Most vendor education focuses on the surface layer. The sales playbook. The demo script. The pricing grid. The migration guide. These things matter, but they are not what determines who lasts. What determines who lasts is a kind of quiet, accumulated judgment about how this industry actually behaves once contracts are signed, systems are live, and the person who championed the deal has moved on.
What the course is
Twelve lessons, organised into five movements — Foundations, The Transaction, Delivery, The Long Run, and Judgment. Each lesson is a tightly-edited video of roughly ten to twenty minutes, with the slide deck from the video and an audio-only track available alongside it. A separate companion book, 10 Things to Consider, serves as a shared reference across all twelve lessons — fifty-one working lists meant to be revisited at specific moments in a client engagement.
The lessons are arranged in sequence. You can read or watch them in any order once you have been through them; the first time through, the order matters. Foundations explains the structural reality of the market. The Transaction looks at what is actually being bought and sold, and how to design the deal to match. Delivery is about what happens when strong technology meets real environments. The Long Run covers service, scale, and the cycles clients move through over years. Judgment is about the one thing the rest of the course is ultimately in service of.
What the course is not
It is not a playbook. It does not contain a set of tactics to copy into Monday morning. It does not offer scripts for difficult conversations, templates for RFP responses, or frameworks with colour-coded quadrants. Those resources exist elsewhere and some of them are very good. This course is addressed to a different question: why do experienced vendors, with strong products and competent teams, so often end up in the same shape of difficulty across deals that look, on paper, completely different?
It is also not a course for beginners. It assumes you have lived through at least one full client cycle from pitch through delivery to renewal or loss, and that you are reading this because something in that experience did not fit the neat story you were told about how the work is supposed to go.
How to use the material
Each lesson is a tightly-edited video of roughly ten to twenty minutes. The slide deck from the video and an audio-only track are available alongside it. A few lessons include a short extra PDF — a checklist, a reference, a working list — where the material benefits from it. Watch the video, then treat the slides and any extra sheet as something to return to with a specific, current client in mind. The exercises in 10 Things to Consider are most useful when done with a real situation, not an abstract one.
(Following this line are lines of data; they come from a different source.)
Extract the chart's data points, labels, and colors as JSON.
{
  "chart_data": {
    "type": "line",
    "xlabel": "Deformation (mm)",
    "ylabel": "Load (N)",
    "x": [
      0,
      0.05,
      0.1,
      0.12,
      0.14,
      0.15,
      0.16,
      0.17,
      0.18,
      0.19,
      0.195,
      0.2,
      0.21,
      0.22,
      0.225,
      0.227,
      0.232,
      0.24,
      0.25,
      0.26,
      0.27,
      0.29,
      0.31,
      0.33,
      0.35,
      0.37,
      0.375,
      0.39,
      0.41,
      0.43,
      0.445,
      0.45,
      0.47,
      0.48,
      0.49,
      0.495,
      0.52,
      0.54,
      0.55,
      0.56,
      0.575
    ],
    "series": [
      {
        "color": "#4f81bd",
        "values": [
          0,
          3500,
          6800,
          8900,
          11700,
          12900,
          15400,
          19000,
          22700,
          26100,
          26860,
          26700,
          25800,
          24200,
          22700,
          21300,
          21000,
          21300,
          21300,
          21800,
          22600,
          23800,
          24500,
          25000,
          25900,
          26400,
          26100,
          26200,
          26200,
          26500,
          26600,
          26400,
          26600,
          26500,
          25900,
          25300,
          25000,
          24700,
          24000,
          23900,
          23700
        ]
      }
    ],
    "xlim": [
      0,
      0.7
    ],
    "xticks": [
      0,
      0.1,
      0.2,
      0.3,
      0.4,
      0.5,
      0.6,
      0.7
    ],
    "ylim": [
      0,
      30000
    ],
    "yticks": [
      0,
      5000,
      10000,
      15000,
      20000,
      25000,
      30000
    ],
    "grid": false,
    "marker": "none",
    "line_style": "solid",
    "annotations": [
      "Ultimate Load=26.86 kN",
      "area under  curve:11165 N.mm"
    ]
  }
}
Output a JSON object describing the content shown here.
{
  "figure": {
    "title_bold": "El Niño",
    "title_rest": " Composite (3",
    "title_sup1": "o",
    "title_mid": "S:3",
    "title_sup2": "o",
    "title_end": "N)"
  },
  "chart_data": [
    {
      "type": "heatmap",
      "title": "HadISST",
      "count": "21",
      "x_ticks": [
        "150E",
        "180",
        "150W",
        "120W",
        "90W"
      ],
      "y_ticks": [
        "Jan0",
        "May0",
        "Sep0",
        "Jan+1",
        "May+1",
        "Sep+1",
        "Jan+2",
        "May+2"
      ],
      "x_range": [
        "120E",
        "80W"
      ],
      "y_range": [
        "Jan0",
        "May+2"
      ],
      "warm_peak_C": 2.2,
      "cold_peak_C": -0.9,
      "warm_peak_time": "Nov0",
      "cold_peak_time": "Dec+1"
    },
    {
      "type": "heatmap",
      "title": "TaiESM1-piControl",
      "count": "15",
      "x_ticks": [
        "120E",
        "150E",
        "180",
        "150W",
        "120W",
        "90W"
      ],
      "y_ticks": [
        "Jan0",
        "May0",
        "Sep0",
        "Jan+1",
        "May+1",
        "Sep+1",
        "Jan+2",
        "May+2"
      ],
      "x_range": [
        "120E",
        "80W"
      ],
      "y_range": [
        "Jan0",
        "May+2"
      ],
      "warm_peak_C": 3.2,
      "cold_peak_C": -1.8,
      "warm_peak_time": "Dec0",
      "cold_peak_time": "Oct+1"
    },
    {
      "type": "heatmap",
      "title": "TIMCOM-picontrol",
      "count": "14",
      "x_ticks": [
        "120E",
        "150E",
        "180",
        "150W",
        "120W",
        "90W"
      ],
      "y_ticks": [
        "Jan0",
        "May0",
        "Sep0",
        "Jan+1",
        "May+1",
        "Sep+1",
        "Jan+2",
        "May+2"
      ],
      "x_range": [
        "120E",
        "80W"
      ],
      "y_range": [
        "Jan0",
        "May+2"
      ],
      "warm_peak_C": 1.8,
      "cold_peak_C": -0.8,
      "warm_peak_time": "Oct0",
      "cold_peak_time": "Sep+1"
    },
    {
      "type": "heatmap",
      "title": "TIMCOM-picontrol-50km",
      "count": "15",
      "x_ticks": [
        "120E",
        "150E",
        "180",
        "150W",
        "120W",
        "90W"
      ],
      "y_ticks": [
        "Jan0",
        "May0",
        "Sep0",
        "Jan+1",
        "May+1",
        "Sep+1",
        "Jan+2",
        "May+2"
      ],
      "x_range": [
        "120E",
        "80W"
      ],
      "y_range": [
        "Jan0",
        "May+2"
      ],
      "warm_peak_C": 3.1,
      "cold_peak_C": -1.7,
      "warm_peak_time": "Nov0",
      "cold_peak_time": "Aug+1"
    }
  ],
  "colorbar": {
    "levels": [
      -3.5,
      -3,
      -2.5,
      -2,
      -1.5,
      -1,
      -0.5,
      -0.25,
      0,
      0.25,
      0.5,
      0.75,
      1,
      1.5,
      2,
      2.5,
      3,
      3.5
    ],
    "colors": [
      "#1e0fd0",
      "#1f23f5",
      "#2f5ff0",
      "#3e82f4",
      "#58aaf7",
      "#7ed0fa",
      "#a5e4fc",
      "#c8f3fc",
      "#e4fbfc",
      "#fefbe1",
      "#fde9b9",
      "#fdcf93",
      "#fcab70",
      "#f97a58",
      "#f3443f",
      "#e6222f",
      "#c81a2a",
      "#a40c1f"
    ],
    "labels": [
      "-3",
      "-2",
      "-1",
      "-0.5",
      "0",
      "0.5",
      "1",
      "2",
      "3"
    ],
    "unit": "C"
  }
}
The companion book, 10 Things to Consider: Becoming a Better B2B Tech Vendor in Sports and Media, sits alongside the course as a single reference across all twelve lessons. Fifty-one working lists across ten categories, built to be revisited at specific moments — before an RFP, during a difficult renewal, when a project is drifting and you cannot yet say why. The full annotated edition is included when you enroll.
A note on tone
The material is written in the first person and in plain language. There is no effort to make it sound like a business school case study, because the situations it describes do not behave like case studies. They behave like rooms full of tired people trying to make reasonable decisions with incomplete information and fixed deadlines.
What follows in the next four free chapters is the orientation you need before the paid course begins: why this course exists, who it is for, who I am, and what the course actually covers, lesson by lesson. If any of those chapters do not resonate — if the framing feels foreign to how you experience your work — the rest of the course is unlikely to be useful to you. That is a legitimate outcome, and I would rather you find that out here, for free, than three lessons in.